Web gambling in big business
Web gambling in big business

Britain is missing out on £250m a year in tax from online gambling profits made by high-street bookmakers and casinos.

That is according to a probe which reveals that the proceeds from lucrative and heavily advertised 'remote gambling' operations are disappearing into off-shore accounts in Gibraltar, Jersey and the Isle of Man.

Participants in avoidance schemes include established high street names such as William Hill and Ladbrokes, as well as web-based operators like Betfair and 888.

The total amount of money shielded by the gambling firms reportedly exceeds the amount avoided by Starbucks and Amazon, which have been heavily criticised for legitimately reducing their tax burden by using schemes.

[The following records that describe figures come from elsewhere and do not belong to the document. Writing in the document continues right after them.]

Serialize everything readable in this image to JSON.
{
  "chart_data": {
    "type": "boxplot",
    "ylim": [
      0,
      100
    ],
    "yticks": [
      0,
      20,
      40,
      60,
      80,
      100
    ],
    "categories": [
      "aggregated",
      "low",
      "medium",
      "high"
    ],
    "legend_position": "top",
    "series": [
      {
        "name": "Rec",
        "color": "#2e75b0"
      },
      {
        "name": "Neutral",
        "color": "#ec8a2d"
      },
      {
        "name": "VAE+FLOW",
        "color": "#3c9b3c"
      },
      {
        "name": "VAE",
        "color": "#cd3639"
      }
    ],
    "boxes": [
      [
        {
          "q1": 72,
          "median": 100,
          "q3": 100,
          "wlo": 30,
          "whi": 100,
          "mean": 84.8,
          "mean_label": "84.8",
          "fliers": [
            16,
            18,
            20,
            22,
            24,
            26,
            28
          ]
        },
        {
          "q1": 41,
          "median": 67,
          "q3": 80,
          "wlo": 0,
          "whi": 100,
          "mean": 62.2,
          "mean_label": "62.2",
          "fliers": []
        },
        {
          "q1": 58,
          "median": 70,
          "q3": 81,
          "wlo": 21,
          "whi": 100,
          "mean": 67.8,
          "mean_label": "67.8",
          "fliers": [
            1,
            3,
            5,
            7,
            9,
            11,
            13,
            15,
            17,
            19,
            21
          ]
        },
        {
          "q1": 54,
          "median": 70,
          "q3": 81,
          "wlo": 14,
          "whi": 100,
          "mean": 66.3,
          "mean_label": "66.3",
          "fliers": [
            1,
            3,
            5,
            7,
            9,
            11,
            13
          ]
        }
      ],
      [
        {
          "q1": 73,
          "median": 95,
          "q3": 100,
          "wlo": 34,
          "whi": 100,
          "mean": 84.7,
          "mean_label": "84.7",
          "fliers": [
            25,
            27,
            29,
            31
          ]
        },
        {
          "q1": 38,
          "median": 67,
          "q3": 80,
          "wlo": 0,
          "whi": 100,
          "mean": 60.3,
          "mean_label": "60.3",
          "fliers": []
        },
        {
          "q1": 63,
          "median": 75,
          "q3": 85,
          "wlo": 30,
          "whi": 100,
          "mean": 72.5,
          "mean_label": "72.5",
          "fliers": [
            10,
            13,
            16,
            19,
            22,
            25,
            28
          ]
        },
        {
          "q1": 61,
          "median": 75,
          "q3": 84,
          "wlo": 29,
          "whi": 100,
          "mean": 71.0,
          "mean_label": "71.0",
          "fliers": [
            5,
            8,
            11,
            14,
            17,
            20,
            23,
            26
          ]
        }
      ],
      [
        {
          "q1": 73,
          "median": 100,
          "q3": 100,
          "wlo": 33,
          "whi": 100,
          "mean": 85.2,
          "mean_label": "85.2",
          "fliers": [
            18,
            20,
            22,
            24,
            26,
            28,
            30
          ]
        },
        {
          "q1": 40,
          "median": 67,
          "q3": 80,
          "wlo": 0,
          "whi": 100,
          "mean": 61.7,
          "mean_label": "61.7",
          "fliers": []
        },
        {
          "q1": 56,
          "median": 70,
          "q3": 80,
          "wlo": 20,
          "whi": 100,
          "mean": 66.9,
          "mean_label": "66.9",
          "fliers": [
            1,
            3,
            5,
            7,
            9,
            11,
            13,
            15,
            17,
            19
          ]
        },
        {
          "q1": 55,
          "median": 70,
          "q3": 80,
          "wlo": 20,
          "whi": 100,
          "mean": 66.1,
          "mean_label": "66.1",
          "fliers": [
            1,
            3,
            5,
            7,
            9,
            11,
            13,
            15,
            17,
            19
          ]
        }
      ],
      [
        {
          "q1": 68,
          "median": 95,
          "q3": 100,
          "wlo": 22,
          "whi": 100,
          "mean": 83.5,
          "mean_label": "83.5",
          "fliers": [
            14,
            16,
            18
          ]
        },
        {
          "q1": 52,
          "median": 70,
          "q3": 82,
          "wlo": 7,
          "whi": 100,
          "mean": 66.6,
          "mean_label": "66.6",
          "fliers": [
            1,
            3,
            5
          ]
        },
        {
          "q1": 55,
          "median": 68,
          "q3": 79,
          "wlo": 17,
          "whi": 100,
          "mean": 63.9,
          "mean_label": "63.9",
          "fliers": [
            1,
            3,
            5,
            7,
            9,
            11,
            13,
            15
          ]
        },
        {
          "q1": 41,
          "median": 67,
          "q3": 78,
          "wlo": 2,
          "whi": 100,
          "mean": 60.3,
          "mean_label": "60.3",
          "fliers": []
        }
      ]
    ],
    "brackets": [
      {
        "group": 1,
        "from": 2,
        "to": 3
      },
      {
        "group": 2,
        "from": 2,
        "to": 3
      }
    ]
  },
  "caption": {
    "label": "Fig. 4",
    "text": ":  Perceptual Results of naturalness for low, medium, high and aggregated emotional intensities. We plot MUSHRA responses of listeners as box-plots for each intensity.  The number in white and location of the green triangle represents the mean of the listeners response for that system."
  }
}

The Independent, which probed the activity, estimated that the public purse had missed out to the tune of £1bn since 2009.

Offshore loophole

A loophole in betting duty rules is blamed for the situation. At present, gambling firms are taxed according to where they collect a bet, rather than where the gambler places it. So a bet placed by a punter on a computer in Britain is taxed not in the UK, but where the money is sent - the tax haven in which the bookmaker is registered as a company.

The government is set to close the 'offshoring' loophole, but not until 2015.

Explaining its decision to relocate to Gibraltar, Ladbrokes said it fled UK tax laws "reluctantly," and claimed to have paid £155 million in taxes in the UK in 2011. William Hill said that fierce competition from abroad necessitated its relocation to Gibraltar.

A Ladbrokes spokesman said: "In November 2009 Ladbrokes publicly announced it was reluctantly relocating its online operations to Gibraltar, stating that competing from the UK against offshore competitors with significant tax advantages had become untenable. 

"The choice for our digital business was to remain in the UK and watch our customers continue to relocate to competitors or relocate to survive and compete."

William Hill denied it was involved in an avoidance scheme. A spokesman said: "In 2009 our online sports betting business was moved to be co-located with our online casino business in Gibraltar to enable William Hill to compete on level terms with international rivals, in an environment where margins are significantly less than in an equivalent retail business."